Our government! What exactly is it? What do we want it to be? How has it grown and adapted to meet our needs? How has it grown for better or worse?


Has it become government for government’s sake? Or has it held true to the ideals of a government of the people, by the people and for the people?


As Benjamin Franklin once said, “The Constitution only gives people the right to pursue happiness.
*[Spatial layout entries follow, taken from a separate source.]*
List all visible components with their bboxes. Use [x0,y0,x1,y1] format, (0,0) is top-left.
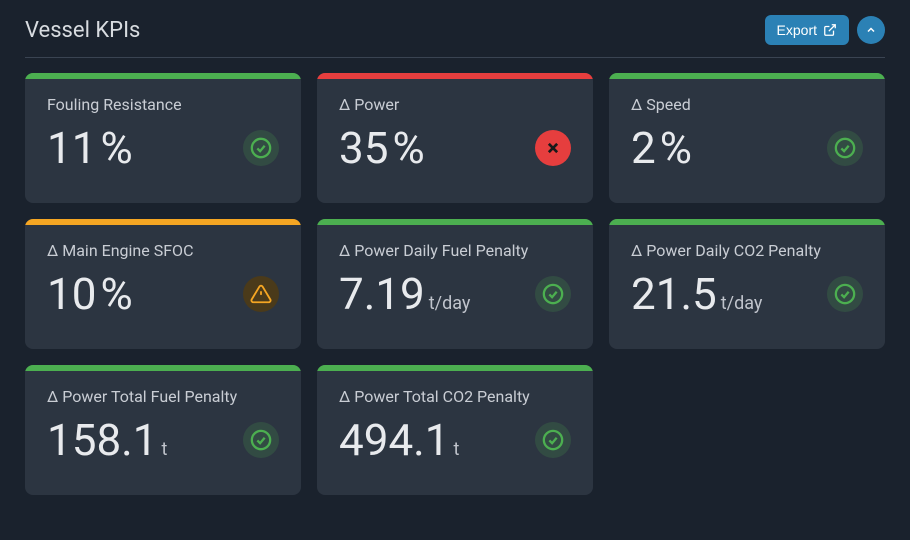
kpi-unit: % [100,126,132,170]
collapse-button[interactable] [857,16,885,44]
kpi-value-row: 494.1t [339,418,571,462]
status-stripe [317,73,593,79]
kpi-value: 21.5t/day [631,272,762,316]
kpi-card[interactable]: Δ Power Total Fuel Penalty 158.1t [25,365,301,495]
kpi-card[interactable]: Δ Power Total CO2 Penalty 494.1t [317,365,593,495]
status-stripe [25,73,301,79]
kpi-value-row: 10% [47,272,279,316]
kpi-unit: % [100,272,132,316]
kpi-card[interactable]: Δ Power Daily Fuel Penalty 7.19t/day [317,219,593,349]
kpi-card[interactable]: Δ Power 35% [317,73,593,203]
chevron-up-icon [865,24,877,36]
kpi-number: 7.19 [339,272,425,316]
kpi-value: 158.1t [47,418,167,462]
status-stripe [609,73,885,79]
status-stripe [317,219,593,225]
external-link-icon [823,23,837,37]
kpi-unit: t [454,441,460,459]
check-circle-icon [243,130,279,166]
kpi-label: Δ Speed [631,95,863,114]
kpi-cards-grid: Fouling Resistance 11% Δ Power 35% Δ Speed 2%… [25,73,885,495]
page-title: Vessel KPIs [25,18,140,43]
check-circle-icon [243,422,279,458]
kpi-value-row: 35% [339,126,571,170]
kpi-value: 7.19t/day [339,272,470,316]
kpi-card[interactable]: Δ Speed 2% [609,73,885,203]
kpi-unit: t/day [429,295,471,313]
warning-triangle-icon [243,276,279,312]
kpi-number: 35 [339,126,388,170]
export-button[interactable]: Export [765,15,849,45]
kpi-label: Δ Power Daily Fuel Penalty [339,241,571,260]
kpi-number: 2 [631,126,656,170]
x-circle-icon [535,130,571,166]
kpi-value-row: 21.5t/day [631,272,863,316]
kpi-number: 494.1 [339,418,450,462]
kpi-unit: t [162,441,168,459]
panel-header: Vessel KPIs Export [25,15,885,58]
export-label: Export [777,22,817,38]
kpi-unit: % [660,126,692,170]
kpi-label: Δ Power [339,95,571,114]
status-stripe [317,365,593,371]
check-circle-icon [827,276,863,312]
kpi-value-row: 11% [47,126,279,170]
kpi-unit: t/day [721,295,763,313]
kpi-number: 11 [47,126,96,170]
kpi-value: 10% [47,272,133,316]
status-stripe [25,219,301,225]
check-circle-icon [535,422,571,458]
status-stripe [609,219,885,225]
kpi-label: Fouling Resistance [47,95,279,114]
kpi-label: Δ Power Total Fuel Penalty [47,387,279,406]
kpi-number: 10 [47,272,96,316]
status-stripe [25,365,301,371]
kpi-value: 35% [339,126,425,170]
kpi-value-row: 2% [631,126,863,170]
kpi-value: 494.1t [339,418,459,462]
kpi-value-row: 7.19t/day [339,272,571,316]
kpi-card[interactable]: Δ Power Daily CO2 Penalty 21.5t/day [609,219,885,349]
kpi-label: Δ Power Daily CO2 Penalty [631,241,863,260]
kpi-card[interactable]: Δ Main Engine SFOC 10% [25,219,301,349]
kpi-value: 2% [631,126,692,170]
check-circle-icon [827,130,863,166]
kpi-number: 21.5 [631,272,717,316]
kpi-unit: % [392,126,424,170]
kpi-value: 11% [47,126,133,170]
check-circle-icon [535,276,571,312]
kpi-value-row: 158.1t [47,418,279,462]
kpi-card[interactable]: Fouling Resistance 11% [25,73,301,203]
header-actions: Export [765,15,885,45]
kpi-label: Δ Power Total CO2 Penalty [339,387,571,406]
kpi-label: Δ Main Engine SFOC [47,241,279,260]
kpi-number: 158.1 [47,418,158,462]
You have to catch it yourself.”


To those in our society who believe that the role of government is to care for citizens much in the way a parent cares for a child, consider what Thomas Jefferson had to say on the subject. “I predict future happiness for Americans if they can prevent the government from wasting the labors of the people under the pretense of taking care of them.” Jefferson also warned of the dangers of government over reaching into society when he said, “The democracy will cease to exist when you take away from those who are willing to work and give to those who would not.”


Helping those in need in our society is and should be a moral obligation. But that help must have limitations that encourage personal responsibility and accountability. As it’s been said many times by many people, it must be a helping hand but not a hand-out. Or as Benjamin Franklin said, “I think the best way of doing good to the poor, is not making them easy in poverty, but leading or driving them out of it.”


Why have some people come to believe and feel comfortable with the idea of giving more and more control over their lives to the whims of government?


Many – if not most – of all of our pressing social issues would be resolved if we the people took back the burden of responsibility that we have so easily handed over to government bureaucrats.


And let’s face it; bureaucrats don’t want to solve problems. If they actually solved problems, they’d be out of work.


Thomas Jefferson said, “A wise and frugal government, which shall leave men free to regulate their own pursuits of industry and improvement, and shall not take from the mouth of labor the bread it has earned – this is the sum of good government.”


Do we want our government to be like that of our forefathers? A government in which rugged individualism, ingenuity, personal responsibility and a pioneering spirit dominated their ideology? Or do we want something else, or something less in which government calls all of the shots?


In a final word of warning from Thomas Jefferson, he wrote, “My reading of history convinces me that most bad government results from too much government,” also adding, “The course of history shows that as a government grows, liberty decreases.”